Dia mengatakan, dalam seleksi afirmasi ini, ada yang ‘asal’ mencantumkan kuota. Tujuan pencantuman asal ini diduga menjadi celah jual beli kuota calon peserta didik.

"Ada beberapa kuota yang tidak memadai, jadi hanya asal menentukan saja 5%, 10%, malah saya kebetulan sebelum di Ombudsman pernah di KPK juga, pernah mengamati juga masalah ini, ternyata ada dinas yang sengaja meninggikan kuota untuk afirmasi dengan berharap ada sisa kuota yang bisa dipakai untuk jual beli. Ini juga tantangan integritas petugas," ucapnya.

"Lalu keterbatasan akses dan tidak mutakhirnya data terpadu kesejahteraan sosial, dan kesenjangan infrastruktur daerah. Ini adalah kendala dari afirmasi," imbuhnya.

Prestasi

Dalam seleksi ini, Indraza mengatakan pihaknya sejak 2022 menerima 366 laporan yang mengeluhkan seleksi prestasi. Dari pantauan Ombudsman, dalam seleksi ini ditemukan ketidaksamaan standar nilai di tiap sekolah.

"Terkait dengan prestasi akademik atau rapor tidak transparan pada tiap sekolah, ada perbedaan standar nilai rapor antar-sekolah. Nilai 8 di satu sekolah tidak sama dengan nilai sekolah lain," ucapnya.

Kemudian, pihaknya juga menemukan adanya pemalsuan nilai rapor. Ada juga yang sengaja mengatrol nilai agar masuk ke sekolah yang diinginkan.

"Lalu juga ada pemalsuan nilai rapor, baik rapor fisik ataupun katrol nilai e-rapor, pada PPDB kemarin ada kejadian yang kita tangani langsung ternyata di daerah Depok. Di mana ternyata sekolah dan dinas memalsukan nilai, di katrol nilainya," katanya.

Dia juga menyoroti masalah sertifikat yang dicantumkan dalam seleksi PPDB jalur prestasi ini. Menurutnya, pencantuman sertifikat ini banyak disalahgunakan karena belum ada sistem yang bisa memverifikasi dan memvalidasi sertifikat ini.

"Lalu ada juga beberapa daerah menurut kami melakukan diskriminasi, contoh di Sumsel kami temukan jalur prestasi memasukkan nilai tahfiz.
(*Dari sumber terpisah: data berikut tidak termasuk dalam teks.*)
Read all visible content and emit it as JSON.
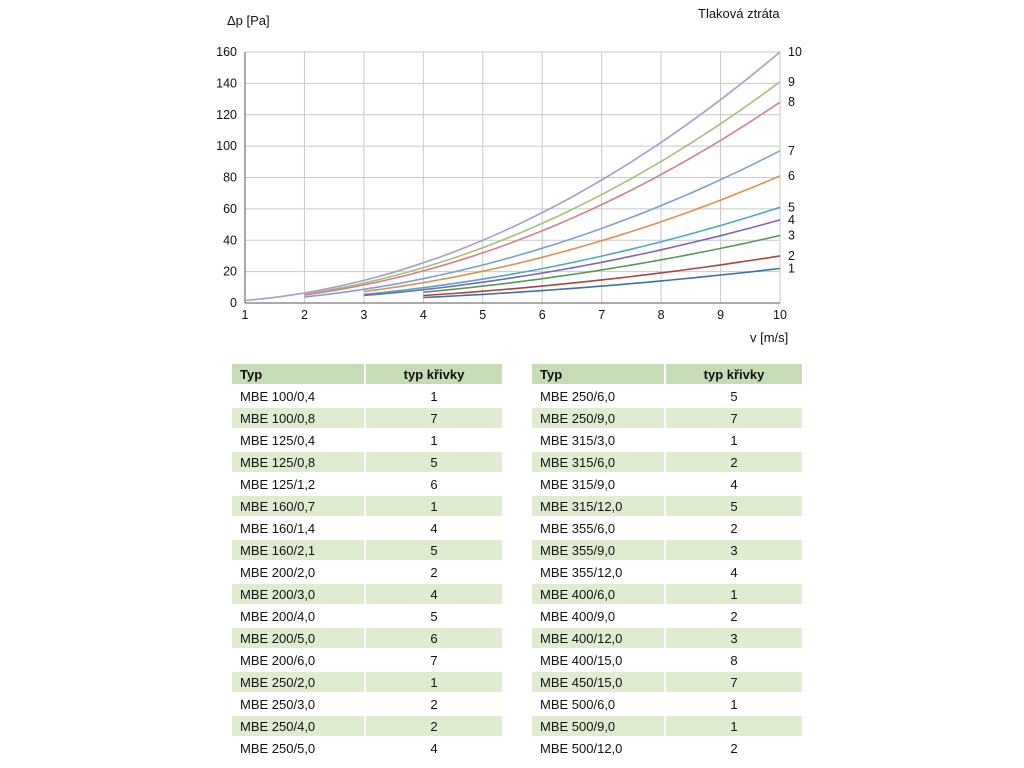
{
  "chart_data": {
    "type": "line",
    "title": "Tlaková ztráta",
    "ylabel": "Δp [Pa]",
    "xlabel": "v [m/s]",
    "xlim": [
      1,
      10
    ],
    "ylim": [
      0,
      160
    ],
    "x_ticks": [
      1,
      2,
      3,
      4,
      5,
      6,
      7,
      8,
      9,
      10
    ],
    "y_ticks": [
      0,
      20,
      40,
      60,
      80,
      100,
      120,
      140,
      160
    ],
    "grid": true,
    "legend_position": "right-edge-curve-numbers",
    "x": [
      1,
      2,
      3,
      4,
      5,
      6,
      7,
      8,
      9,
      10
    ],
    "series": [
      {
        "label": "10",
        "color": "#a89bcf",
        "y": [
          1.6,
          6.4,
          14.4,
          25.6,
          40.0,
          57.6,
          78.4,
          102.4,
          129.6,
          160
        ]
      },
      {
        "label": "9",
        "color": "#a2c178",
        "y": [
          null,
          5.6,
          12.7,
          22.6,
          35.3,
          50.8,
          69.1,
          90.2,
          114.2,
          141
        ]
      },
      {
        "label": "8",
        "color": "#d2808d",
        "y": [
          null,
          5.1,
          11.5,
          20.5,
          32.0,
          46.1,
          62.7,
          81.9,
          103.7,
          128
        ]
      },
      {
        "label": "7",
        "color": "#7b9fd4",
        "y": [
          null,
          3.9,
          8.7,
          15.5,
          24.3,
          34.9,
          47.5,
          62.1,
          78.6,
          97
        ]
      },
      {
        "label": "6",
        "color": "#dd9150",
        "y": [
          null,
          null,
          7.3,
          13.0,
          20.3,
          29.2,
          39.7,
          51.8,
          65.6,
          81
        ]
      },
      {
        "label": "5",
        "color": "#4fa8bf",
        "y": [
          null,
          null,
          5.5,
          9.8,
          15.3,
          22.0,
          29.9,
          39.0,
          49.4,
          61
        ]
      },
      {
        "label": "4",
        "color": "#7c66b4",
        "y": [
          null,
          null,
          4.8,
          8.5,
          13.3,
          19.1,
          26.0,
          33.9,
          42.9,
          53
        ]
      },
      {
        "label": "3",
        "color": "#56985c",
        "y": [
          null,
          null,
          null,
          6.9,
          10.8,
          15.5,
          21.1,
          27.5,
          34.8,
          43
        ]
      },
      {
        "label": "2",
        "color": "#a84444",
        "y": [
          null,
          null,
          null,
          4.8,
          7.5,
          10.8,
          14.7,
          19.2,
          24.3,
          30
        ]
      },
      {
        "label": "1",
        "color": "#3e6fa5",
        "y": [
          null,
          null,
          null,
          3.5,
          5.5,
          7.9,
          10.8,
          14.1,
          17.8,
          22
        ]
      }
    ]
  },
  "tables": [
    {
      "headers": [
        "Typ",
        "typ křivky"
      ],
      "rows": [
        [
          "MBE 100/0,4",
          "1"
        ],
        [
          "MBE 100/0,8",
          "7"
        ],
        [
          "MBE 125/0,4",
          "1"
        ],
        [
          "MBE 125/0,8",
          "5"
        ],
        [
          "MBE 125/1,2",
          "6"
        ],
        [
          "MBE 160/0,7",
          "1"
        ],
        [
          "MBE 160/1,4",
          "4"
        ],
        [
          "MBE 160/2,1",
          "5"
        ],
        [
          "MBE 200/2,0",
          "2"
        ],
        [
          "MBE 200/3,0",
          "4"
        ],
        [
          "MBE 200/4,0",
          "5"
        ],
        [
          "MBE 200/5,0",
          "6"
        ],
        [
          "MBE 200/6,0",
          "7"
        ],
        [
          "MBE 250/2,0",
          "1"
        ],
        [
          "MBE 250/3,0",
          "2"
        ],
        [
          "MBE 250/4,0",
          "2"
        ],
        [
          "MBE 250/5,0",
          "4"
        ]
      ]
    },
    {
      "headers": [
        "Typ",
        "typ křivky"
      ],
      "rows": [
        [
          "MBE 250/6,0",
          "5"
        ],
        [
          "MBE 250/9,0",
          "7"
        ],
        [
          "MBE 315/3,0",
          "1"
        ],
        [
          "MBE 315/6,0",
          "2"
        ],
        [
          "MBE 315/9,0",
          "4"
        ],
        [
          "MBE 315/12,0",
          "5"
        ],
        [
          "MBE 355/6,0",
          "2"
        ],
        [
          "MBE 355/9,0",
          "3"
        ],
        [
          "MBE 355/12,0",
          "4"
        ],
        [
          "MBE 400/6,0",
          "1"
        ],
        [
          "MBE 400/9,0",
          "2"
        ],
        [
          "MBE 400/12,0",
          "3"
        ],
        [
          "MBE 400/15,0",
          "8"
        ],
        [
          "MBE 450/15,0",
          "7"
        ],
        [
          "MBE 500/6,0",
          "1"
        ],
        [
          "MBE 500/9,0",
          "1"
        ],
        [
          "MBE 500/12,0",
          "2"
        ]
      ]
    }
  ]
}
Pertanyaan kami, apakah semua calon peserta didiknya Muslim? Sehingga tidak adil untuk hal seperti itu, jangan dicantumkan menurut kami," tuturnya.

Terakhir, mengenai jalur pindahan. Ombudsman juga menemukan masalah mengenai diskriminasi surat pindahan. Dia menyarankan agar jalur pindahan ini juga memudahkan masyarakat yang pindah tidak memiliki surat tugas, seperti pedagang hingga nelayan.

"Kendalanya tiap daerah memang berbeda-beda, dan ini lucunya hanya berlaku untuk orang yang pindah memiliki instansi. Padahal banyak orang pindah daerah misal pedagang, nelayan, memperhitungkan tahun ajaran. Dia pindah tapi dia nggak punya surat tugas atau mutasi, itu jadi tantangan juga," pungkasnya.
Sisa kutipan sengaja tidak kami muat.